A MON PÈRE.

I

Si de toi, jadis, il n’y a pas longtemps encore, j’ai pu médire, que je le regrette ! Mais je sais que tu me le pardonnes, toi qui jamais n’as dit « un mot plus haut que l’autre, » toi, le doux, le pacifique qui te réservais tes dernières années de souffrances muettes, et ta dernière heure avec ton cri :

— Mon Dieu, je vous donne ma vie pour qu’Henri devienne bon !

Tu me posais des questions, auxquelles je ne répondais que par monosyllabes, sur ma vie, mes occupations, mes repas. Tu n’as jamais su combien j’étais ému, à voir les efforts que tu faisais pour me montrer que tu t’intéressais à mon travail. Mais vivre à Paris nous rend autres que nous ne sommes : nous en venons avec ce que nous croyons être des idées sur notre supériorité intellectuelle et morale. C’était plus fort que moi : je ne pouvais te donner ces détails qui t’auraient fait si grand plaisir.

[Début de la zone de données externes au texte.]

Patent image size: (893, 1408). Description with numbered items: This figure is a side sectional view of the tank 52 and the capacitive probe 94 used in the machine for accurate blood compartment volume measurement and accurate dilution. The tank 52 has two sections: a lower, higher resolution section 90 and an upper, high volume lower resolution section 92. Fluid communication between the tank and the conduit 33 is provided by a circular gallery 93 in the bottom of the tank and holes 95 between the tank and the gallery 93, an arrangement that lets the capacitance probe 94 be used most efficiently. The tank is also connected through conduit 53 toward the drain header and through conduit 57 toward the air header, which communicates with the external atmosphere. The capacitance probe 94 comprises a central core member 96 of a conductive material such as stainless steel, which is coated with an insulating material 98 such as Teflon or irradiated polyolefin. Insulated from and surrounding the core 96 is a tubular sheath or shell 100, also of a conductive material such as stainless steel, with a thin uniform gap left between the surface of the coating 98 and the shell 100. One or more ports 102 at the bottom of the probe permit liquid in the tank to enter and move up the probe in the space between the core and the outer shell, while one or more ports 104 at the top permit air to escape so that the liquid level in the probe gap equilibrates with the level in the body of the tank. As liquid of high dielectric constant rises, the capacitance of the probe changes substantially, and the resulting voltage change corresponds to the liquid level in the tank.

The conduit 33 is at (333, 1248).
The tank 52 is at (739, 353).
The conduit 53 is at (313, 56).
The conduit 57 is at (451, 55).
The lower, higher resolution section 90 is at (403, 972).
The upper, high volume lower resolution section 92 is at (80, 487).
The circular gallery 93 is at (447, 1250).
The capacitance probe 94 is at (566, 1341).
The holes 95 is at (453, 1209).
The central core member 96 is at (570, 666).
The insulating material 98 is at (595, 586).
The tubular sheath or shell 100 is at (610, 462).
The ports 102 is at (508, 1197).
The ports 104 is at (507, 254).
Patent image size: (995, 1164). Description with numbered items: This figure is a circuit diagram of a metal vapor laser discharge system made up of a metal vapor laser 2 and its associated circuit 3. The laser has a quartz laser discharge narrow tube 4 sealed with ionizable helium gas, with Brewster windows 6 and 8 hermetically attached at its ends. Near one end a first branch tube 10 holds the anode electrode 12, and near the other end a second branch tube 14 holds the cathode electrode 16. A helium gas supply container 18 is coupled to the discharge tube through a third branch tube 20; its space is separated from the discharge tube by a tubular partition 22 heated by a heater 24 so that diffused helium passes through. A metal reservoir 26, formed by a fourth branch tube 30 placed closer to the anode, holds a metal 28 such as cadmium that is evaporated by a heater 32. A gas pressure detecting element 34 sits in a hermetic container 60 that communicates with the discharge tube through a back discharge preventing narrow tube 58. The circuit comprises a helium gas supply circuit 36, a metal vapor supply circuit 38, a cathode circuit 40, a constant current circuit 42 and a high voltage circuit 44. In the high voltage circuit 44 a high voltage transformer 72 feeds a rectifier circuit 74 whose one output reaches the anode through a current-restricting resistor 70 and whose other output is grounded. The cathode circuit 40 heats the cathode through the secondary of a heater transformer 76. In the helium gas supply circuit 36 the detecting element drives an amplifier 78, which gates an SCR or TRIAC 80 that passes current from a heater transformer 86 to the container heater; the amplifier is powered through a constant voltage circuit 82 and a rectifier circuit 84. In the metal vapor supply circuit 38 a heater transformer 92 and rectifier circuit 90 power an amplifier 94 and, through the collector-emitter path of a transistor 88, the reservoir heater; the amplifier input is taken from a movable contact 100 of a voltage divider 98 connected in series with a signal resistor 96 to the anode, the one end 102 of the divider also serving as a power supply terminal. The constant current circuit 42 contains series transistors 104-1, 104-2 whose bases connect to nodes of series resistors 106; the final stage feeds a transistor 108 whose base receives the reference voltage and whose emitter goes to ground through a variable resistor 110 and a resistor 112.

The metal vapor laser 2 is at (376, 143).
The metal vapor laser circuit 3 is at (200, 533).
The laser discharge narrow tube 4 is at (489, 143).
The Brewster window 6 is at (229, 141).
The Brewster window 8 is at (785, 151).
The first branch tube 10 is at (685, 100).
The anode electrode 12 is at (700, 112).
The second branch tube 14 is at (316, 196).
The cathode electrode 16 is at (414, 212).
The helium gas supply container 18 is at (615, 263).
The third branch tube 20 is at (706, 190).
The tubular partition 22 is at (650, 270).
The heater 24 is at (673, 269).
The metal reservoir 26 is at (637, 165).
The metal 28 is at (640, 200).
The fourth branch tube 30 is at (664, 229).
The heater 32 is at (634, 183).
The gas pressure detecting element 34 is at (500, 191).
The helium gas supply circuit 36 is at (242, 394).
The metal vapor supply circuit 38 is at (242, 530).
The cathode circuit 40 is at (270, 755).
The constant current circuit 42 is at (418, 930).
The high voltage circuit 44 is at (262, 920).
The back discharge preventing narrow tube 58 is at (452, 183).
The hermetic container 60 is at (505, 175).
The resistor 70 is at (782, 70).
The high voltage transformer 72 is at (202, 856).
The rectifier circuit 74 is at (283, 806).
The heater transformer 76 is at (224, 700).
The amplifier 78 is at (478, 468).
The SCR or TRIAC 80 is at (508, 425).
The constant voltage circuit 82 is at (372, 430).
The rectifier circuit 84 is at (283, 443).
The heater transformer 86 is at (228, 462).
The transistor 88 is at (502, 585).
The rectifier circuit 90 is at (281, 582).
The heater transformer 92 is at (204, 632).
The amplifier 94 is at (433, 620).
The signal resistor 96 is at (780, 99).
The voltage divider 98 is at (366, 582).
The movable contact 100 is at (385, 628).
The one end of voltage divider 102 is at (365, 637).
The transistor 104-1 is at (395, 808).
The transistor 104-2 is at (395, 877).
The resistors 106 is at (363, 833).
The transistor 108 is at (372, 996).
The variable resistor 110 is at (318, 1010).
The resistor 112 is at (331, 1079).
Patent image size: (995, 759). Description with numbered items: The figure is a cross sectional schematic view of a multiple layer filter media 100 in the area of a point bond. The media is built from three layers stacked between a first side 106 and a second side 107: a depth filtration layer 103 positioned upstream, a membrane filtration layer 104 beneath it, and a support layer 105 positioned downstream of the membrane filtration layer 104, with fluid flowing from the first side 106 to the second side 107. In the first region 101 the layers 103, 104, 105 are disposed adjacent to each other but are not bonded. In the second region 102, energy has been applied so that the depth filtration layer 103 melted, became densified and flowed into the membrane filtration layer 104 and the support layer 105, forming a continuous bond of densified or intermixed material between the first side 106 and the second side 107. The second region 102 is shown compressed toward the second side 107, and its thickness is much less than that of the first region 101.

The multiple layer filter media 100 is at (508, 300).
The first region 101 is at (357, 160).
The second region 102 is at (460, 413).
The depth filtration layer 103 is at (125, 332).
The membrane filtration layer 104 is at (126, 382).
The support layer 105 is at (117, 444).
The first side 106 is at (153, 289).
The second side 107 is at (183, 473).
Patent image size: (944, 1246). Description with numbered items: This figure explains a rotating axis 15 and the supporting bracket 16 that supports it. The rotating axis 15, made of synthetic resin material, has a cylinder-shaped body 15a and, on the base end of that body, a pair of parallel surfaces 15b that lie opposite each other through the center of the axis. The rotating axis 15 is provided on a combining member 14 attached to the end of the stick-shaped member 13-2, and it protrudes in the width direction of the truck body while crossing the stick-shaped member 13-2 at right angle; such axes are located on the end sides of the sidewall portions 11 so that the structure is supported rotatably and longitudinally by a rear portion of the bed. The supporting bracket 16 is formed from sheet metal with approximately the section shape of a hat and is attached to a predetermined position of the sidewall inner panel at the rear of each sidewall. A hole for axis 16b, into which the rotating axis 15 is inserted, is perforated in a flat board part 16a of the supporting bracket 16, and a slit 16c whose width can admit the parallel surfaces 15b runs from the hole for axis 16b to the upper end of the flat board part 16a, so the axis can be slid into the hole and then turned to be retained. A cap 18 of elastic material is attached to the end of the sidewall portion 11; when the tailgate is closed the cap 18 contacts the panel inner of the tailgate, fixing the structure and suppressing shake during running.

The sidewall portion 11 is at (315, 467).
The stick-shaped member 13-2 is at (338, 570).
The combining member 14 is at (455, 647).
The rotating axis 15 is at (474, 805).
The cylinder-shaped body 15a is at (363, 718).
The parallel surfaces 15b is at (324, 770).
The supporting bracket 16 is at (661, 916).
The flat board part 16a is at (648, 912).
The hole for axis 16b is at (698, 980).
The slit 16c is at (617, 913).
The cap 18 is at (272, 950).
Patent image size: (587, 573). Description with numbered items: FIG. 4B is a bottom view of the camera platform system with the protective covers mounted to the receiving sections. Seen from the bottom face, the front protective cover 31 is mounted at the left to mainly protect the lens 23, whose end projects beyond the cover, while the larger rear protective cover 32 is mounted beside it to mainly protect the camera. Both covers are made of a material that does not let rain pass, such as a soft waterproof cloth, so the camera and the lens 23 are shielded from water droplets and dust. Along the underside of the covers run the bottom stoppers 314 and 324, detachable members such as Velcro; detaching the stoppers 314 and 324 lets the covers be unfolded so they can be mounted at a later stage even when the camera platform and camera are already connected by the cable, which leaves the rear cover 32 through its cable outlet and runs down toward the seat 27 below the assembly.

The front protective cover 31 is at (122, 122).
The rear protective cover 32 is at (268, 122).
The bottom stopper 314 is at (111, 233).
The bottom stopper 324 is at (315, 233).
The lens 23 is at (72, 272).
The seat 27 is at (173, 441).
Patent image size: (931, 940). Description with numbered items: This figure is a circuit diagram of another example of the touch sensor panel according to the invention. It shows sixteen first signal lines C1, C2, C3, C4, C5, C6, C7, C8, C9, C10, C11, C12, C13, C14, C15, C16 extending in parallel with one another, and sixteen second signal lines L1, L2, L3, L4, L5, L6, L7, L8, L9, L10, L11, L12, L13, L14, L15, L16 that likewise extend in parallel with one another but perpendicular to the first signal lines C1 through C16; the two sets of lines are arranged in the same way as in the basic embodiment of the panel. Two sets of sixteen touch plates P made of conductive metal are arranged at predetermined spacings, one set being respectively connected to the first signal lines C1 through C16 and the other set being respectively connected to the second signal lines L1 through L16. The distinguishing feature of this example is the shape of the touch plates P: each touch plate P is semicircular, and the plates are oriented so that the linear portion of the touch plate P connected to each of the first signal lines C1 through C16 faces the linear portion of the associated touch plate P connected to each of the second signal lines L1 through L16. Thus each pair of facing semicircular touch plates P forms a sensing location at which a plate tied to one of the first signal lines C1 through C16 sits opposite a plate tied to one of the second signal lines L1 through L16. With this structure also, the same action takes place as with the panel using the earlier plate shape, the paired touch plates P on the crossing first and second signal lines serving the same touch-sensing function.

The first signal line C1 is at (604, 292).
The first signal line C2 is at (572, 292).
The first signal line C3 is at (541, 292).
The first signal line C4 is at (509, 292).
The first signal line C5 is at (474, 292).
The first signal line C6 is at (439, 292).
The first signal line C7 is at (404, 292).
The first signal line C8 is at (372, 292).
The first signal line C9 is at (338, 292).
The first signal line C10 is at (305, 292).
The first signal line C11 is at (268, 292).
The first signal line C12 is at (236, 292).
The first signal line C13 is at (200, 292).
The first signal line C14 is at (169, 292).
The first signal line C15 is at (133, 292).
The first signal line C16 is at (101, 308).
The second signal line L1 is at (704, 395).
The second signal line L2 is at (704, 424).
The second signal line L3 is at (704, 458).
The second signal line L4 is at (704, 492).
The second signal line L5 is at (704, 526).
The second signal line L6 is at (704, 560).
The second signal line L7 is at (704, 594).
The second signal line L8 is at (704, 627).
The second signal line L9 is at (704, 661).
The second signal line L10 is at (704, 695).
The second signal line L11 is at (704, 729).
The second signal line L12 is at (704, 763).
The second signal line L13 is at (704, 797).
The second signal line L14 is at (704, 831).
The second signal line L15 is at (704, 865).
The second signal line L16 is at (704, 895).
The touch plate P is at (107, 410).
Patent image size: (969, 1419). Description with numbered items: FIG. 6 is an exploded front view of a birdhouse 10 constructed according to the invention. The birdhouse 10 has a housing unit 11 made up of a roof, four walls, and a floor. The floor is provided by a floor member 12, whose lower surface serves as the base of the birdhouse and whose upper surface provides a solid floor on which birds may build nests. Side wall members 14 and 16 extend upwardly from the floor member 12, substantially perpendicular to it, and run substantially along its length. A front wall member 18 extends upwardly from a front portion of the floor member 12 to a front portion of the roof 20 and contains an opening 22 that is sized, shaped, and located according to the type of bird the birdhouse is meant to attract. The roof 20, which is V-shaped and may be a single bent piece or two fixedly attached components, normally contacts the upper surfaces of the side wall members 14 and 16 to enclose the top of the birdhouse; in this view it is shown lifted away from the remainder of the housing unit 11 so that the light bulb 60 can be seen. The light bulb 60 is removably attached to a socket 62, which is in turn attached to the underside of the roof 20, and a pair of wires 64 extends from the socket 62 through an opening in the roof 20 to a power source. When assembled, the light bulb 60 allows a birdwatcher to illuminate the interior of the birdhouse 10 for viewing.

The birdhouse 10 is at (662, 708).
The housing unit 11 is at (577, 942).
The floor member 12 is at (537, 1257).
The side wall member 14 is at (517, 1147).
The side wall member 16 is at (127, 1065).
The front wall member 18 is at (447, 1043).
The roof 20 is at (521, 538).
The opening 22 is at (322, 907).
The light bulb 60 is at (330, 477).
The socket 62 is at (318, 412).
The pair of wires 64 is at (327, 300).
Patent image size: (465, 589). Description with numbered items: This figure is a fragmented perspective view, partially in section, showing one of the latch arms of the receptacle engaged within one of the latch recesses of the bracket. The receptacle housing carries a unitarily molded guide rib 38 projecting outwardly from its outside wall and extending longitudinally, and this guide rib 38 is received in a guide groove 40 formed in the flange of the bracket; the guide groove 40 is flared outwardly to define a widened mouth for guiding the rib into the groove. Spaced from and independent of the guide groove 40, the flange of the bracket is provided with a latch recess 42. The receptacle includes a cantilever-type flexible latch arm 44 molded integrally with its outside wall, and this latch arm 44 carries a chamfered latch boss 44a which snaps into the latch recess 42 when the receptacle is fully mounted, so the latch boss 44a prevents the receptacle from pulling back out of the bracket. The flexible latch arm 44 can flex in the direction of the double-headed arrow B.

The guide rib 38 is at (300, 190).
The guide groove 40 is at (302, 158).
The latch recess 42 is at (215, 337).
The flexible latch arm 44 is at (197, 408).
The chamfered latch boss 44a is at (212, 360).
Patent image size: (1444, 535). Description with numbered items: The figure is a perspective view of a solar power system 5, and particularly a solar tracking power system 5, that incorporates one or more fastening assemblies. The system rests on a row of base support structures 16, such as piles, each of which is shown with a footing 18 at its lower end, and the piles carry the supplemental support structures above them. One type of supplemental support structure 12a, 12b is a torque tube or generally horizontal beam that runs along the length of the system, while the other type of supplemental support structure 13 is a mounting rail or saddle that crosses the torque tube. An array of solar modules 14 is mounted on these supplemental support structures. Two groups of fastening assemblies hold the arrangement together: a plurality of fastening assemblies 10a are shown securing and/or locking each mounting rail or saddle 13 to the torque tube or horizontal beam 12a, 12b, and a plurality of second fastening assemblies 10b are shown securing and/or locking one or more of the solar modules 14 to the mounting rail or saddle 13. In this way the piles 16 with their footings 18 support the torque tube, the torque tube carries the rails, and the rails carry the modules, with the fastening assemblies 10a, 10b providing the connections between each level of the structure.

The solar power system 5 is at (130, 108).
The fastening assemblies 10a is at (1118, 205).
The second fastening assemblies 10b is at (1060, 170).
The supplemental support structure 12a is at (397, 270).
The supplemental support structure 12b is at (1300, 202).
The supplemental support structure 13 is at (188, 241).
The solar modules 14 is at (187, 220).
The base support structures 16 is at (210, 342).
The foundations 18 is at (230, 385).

Et tu es parti — qu’il en est souvent ainsi ! — sans me bien connaître, sans savoir ce qu’il y avait au fond de moi-même, puisque tu as demandé que je devienne bon. Mais ce n’est pas du tout ta faute.

Tu te tenais au coin du feu, dans un de ces vieux fauteuils en osier que ne vendent pas cher ces marchands ambulants que l’on appelle chez nous tantôt « bohémiens » tantôt « pacants ». Tu ne les aimais pas, ces hommes qui ne se fatiguent guère, toi l’acharné au rude travail, ces errants qui vont d’un bout à l’autre du monde, toi qui, de trente années, ne sortis point de ce bourg de trois mille âmes, où tu es encore maintenant. Mais tu ne les injuriais, ne les repoussais point. Tu ne me grondais pas lorsque tu apprenais qu’à une femme qui paraissait malheureuse j’avais donné deux sous.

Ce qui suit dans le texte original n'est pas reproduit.